# Toe-up socks



## kathiebee

Made my first toe up sock on the small round 24 peg loom. Since I was having a problem with the other way thought I would give it a try. Worked great since there is no joining involved, but I had to redo the top three times because when I cast off it was too tight to get over my heel. Finally used the E-wrap cast off and it worked, but I ended up twisting a few stitches when I tried to fix it. The next one should come out fine.


----------



## granny1

looks good!


----------



## KatyNora

That is so good, kathiebee!  You've inspired me. I'm a rank beginner at looms, but I'm also a rank beginner at socks in general, so I might as well try to learn on the loom. Can you share the source of the pattern you used? Thanks.


----------



## kathiebee

KatyNora said:


> That is so good, kathiebee!  You've inspired me. I'm a rank beginner at looms, but I'm also a rank beginner at socks in general, so I might as well try to learn on the loom. Can you share the source of the pattern you used? Thanks.
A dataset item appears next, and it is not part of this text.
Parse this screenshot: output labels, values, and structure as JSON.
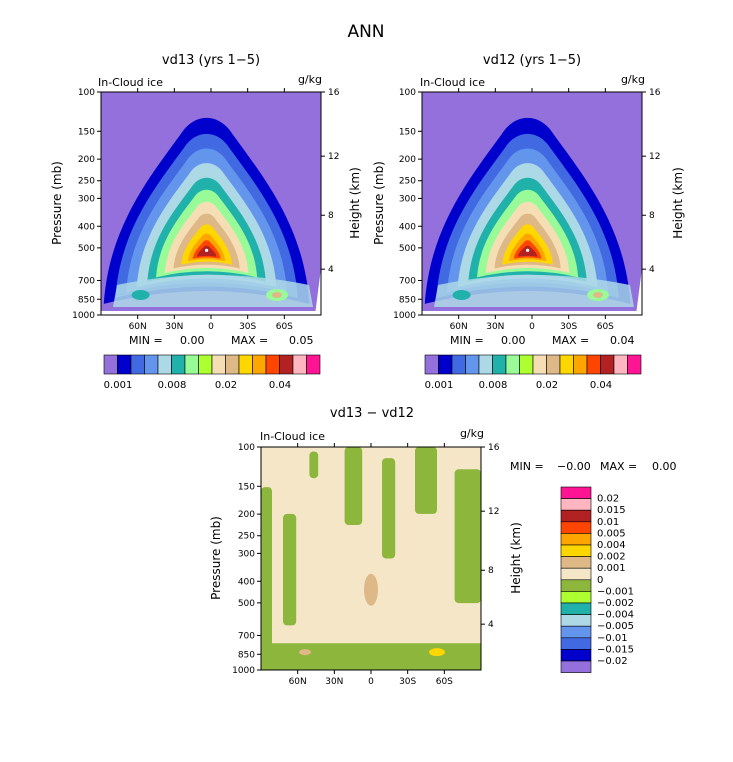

http://www.rostitchery.com/2006/10/toe_up_sock_on_.html
this was on another page, I started out with that, but it didn't really explain it, so I found another one, that I used. I printed it out but can't remember where I found it. I will search some more, and post it if I do.
Found it. www.socks-socks-socks.blogspot.com
Once you get to the page type in knifty knitter in the search block. It should take you to the pattern I used.


----------



## kathiebee

Just finished the second toe up sock.


----------



## Jen

they look really good...so much more comfy than cinched toes


----------



## SylviaC

Well, I am going to try that. I have some nice soft brown yarn sitting there waiting.


----------



## KatyNora

They look so good!! And thanks for posting the links. I have bookmarked them and added to my ever-growing to-do list. Must knit faster! :lol:


----------



## realsilvergirl

Nice!


----------